5. Joe Smith's 1/2 share is now also $50K.

This is, of course, nonsense.

It should be clear that the value of the house has no reason to be reduced at all. It is exactly the same with a company. A company's value is not affected by who owns how much of it.

Regards, Don

Joe Kristan writes:

Don,

The option reduces the shareholder value just the same as a cash expense. We must remember that the shareholders are the owners, just as the married couple owns the house in the example. Giving away shares of the stock is conceptually the same as giving away part ownership of each corporate asset, as Bernard notes.

Regards,
Joe

Don Lloyd writes:

Joe K,

"The option reduces the shareholder value just the same as a cash expense...."

That's exactly the point, but it only does it ONCE.

There is a fixed logical relationship between an economic asset and its owner.

Assume that I have a business envelope that contains two $5 bills. Because it exists and I own it, it represents $10 of my net worth.

If I open the envelope and take out one of the $5 bills and give it away, lose it, or destroy it, my net worth has been decreased by $5.

If instead I grant my brother a half share in the contents of the envelope, my net worth is once again reduced by $5. The contents of the envelope is NOT changed by the fact that its ownership is now split. My net worth is ONLY reduced by my loss of total ownership.
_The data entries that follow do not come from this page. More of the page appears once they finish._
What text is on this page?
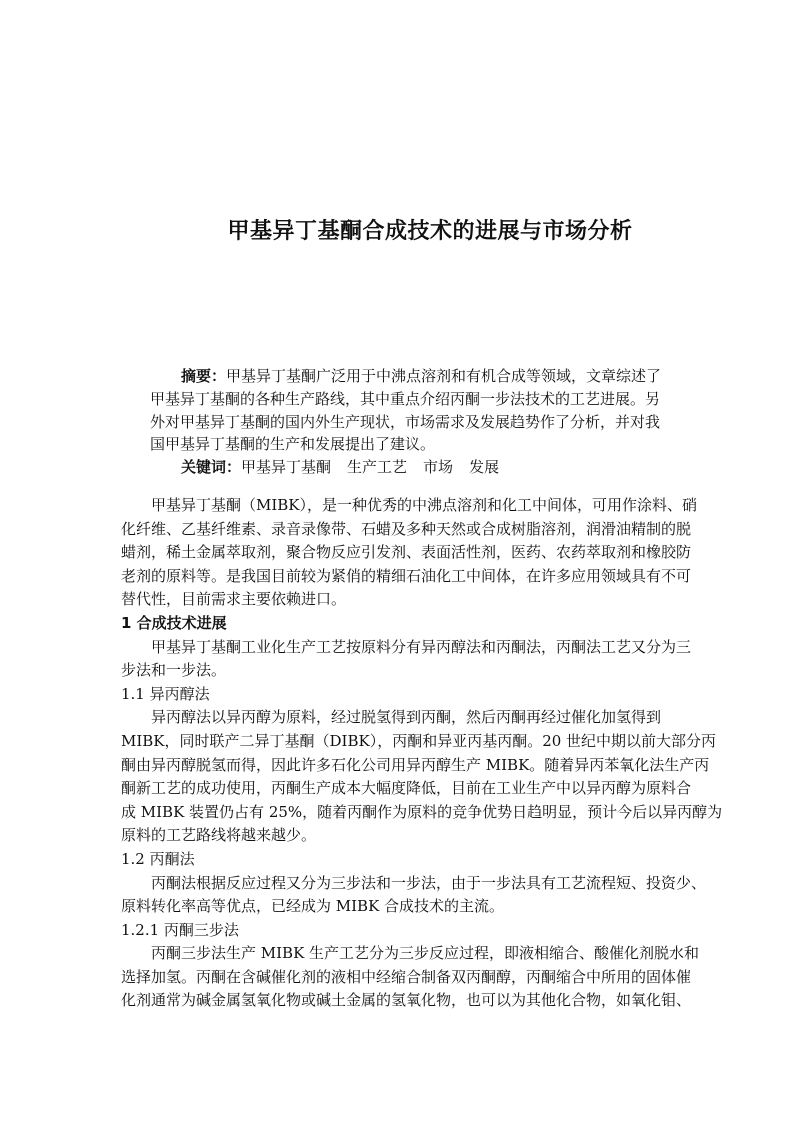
甲基异丁基酮合成技术的进展与市场分析

摘要：甲基异丁基酮广泛用于中沸点溶剂和有机合成等领域，文章综述了

甲基异丁基酮的各种生产路线，其中重点介绍丙酮一步法技术的工艺进展。另

外对甲基异丁基酮的国内外生产现状，市场需求及发展趋势作了分析，并对我

国甲基异丁基酮的生产和发展提出了建议。

关键词：甲基异丁基酮 生产工艺 市场 发展

甲基异丁基酮（MIBK），是一种优秀的中沸点溶剂和化工中间体，可用作涂料、硝

化纤维、乙基纤维素、录音录像带、石蜡及多种天然或合成树脂溶剂，润滑油精制的脱

蜡剂，稀土金属萃取剂，聚合物反应引发剂、表面活性剂，医药、农药萃取剂和橡胶防

老剂的原料等。是我国目前较为紧俏的精细石油化工中间体，在许多应用领域具有不可

替代性，目前需求主要依赖进口。

1 合成技术进展

甲基异丁基酮工业化生产工艺按原料分有异丙醇法和丙酮法，丙酮法工艺又分为三

步法和一步法。

1.1 异丙醇法

异丙醇法以异丙醇为原料，经过脱氢得到丙酮，然后丙酮再经过催化加氢得到

MIBK，同时联产二异丁基酮（DIBK），丙酮和异亚丙基丙酮。20 世纪中期以前大部分丙

酮由异丙醇脱氢而得，因此许多石化公司用异丙醇生产 MIBK。随着异丙苯氧化法生产丙

酮新工艺的成功使用，丙酮生产成本大幅度降低，目前在工业生产中以异丙醇为原料合

成 MIBK 装置仍占有 25%，随着丙酮作为原料的竞争优势日趋明显，预计今后以异丙醇为

原料的工艺路线将越来越少。

1.2 丙酮法

丙酮法根据反应过程又分为三步法和一步法，由于一步法具有工艺流程短、投资少、

原料转化率高等优点，已经成为 MIBK 合成技术的主流。

1.2.1 丙酮三步法

丙酮三步法生产 MIBK 生产工艺分为三步反应过程，即液相缩合、酸催化剂脱水和

选择加氢。丙酮在含碱催化剂的液相中经缩合制备双丙酮醇，丙酮缩合中所用的固体催

化剂通常为碱金属氢氧化物或碱土金属的氢氧化物，也可以为其他化合物，如氧化钼、
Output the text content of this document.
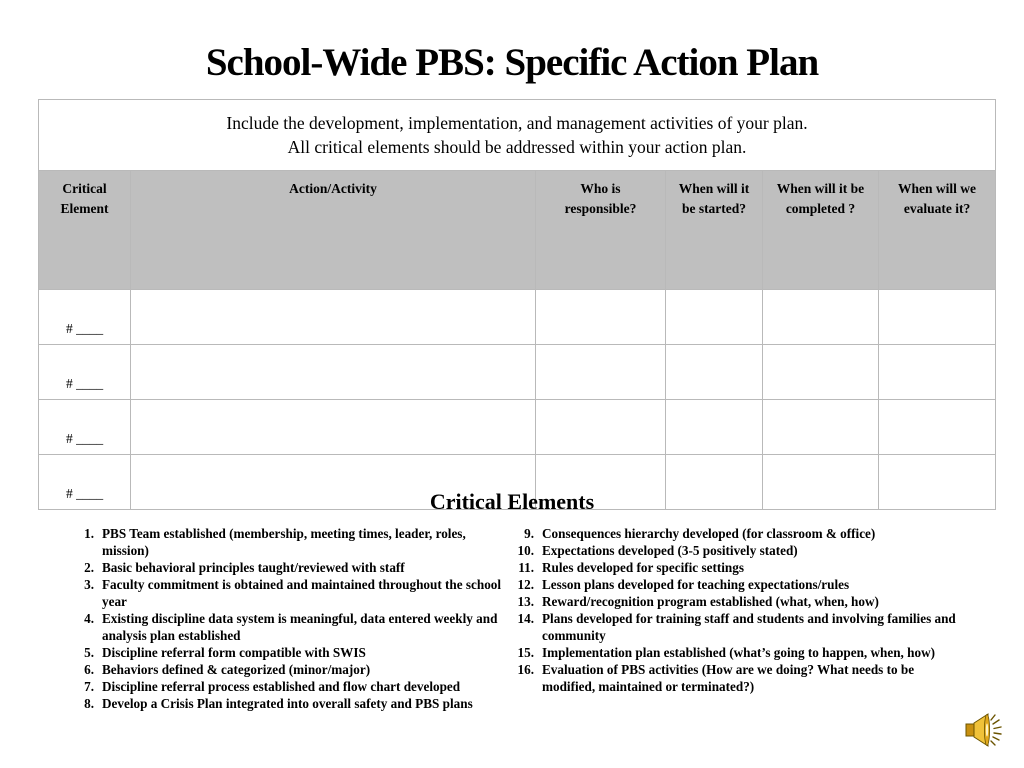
School-Wide PBS: Specific Action Plan
Include the development, implementation, and management activities of your plan.
All critical elements should be addressed within your action plan.					

Critical Element	Action/Activity	Who is responsible?	When will it be started?	When will it be completed ?	When will we evaluate it?
# ____					
# ____					
# ____					
# ____						Critical Elements
1. PBS Team established (membership, meeting times, leader, roles, mission)
2. Basic behavioral principles taught/reviewed with staff
3. Faculty commitment is obtained and maintained throughout the school year
4. Existing discipline data system is meaningful, data entered weekly and analysis plan established
5. Discipline referral form compatible with SWIS
6. Behaviors defined & categorized (minor/major)
7. Discipline referral process established and flow chart developed
8. Develop a Crisis Plan integrated into overall safety and PBS plans
9. Consequences hierarchy developed (for classroom & office)
10. Expectations developed (3-5 positively stated)
11. Rules developed for specific settings
12. Lesson plans developed for teaching expectations/rules
13. Reward/recognition program established (what, when, how)
14. Plans developed for training staff and students and involving families and community
15. Implementation plan established (what’s going to happen, when, how)
16. Evaluation of PBS activities (How are we doing? What needs to be modified, maintained or terminated?)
If the value of the contents of the envelope were decreased by a change in ownership, or for any other reason, then my net worth would fall even further.

When assets fall in value, their owners are also directly impacted. The reverse is NOT true. I.E., a loss or redistribution of ownership share does not affect the value of the asset in any way.

Regards, Don

Joe Kristan writes:

Don,

I guess the difference is that I don't draw the distinction you do between the envelope and its owners. I think of shares as merely a convenient way to share the envelopes contents. Out of respect for Mr. Kling's bandwidth, and the tolerance of his readers, we should probably exchange any further notes via email.

Regards,
Joe

Guni writes:

Hi there, this comments are very usefull . I love to know further on how the discussion went on between Joe and Don. Cheers.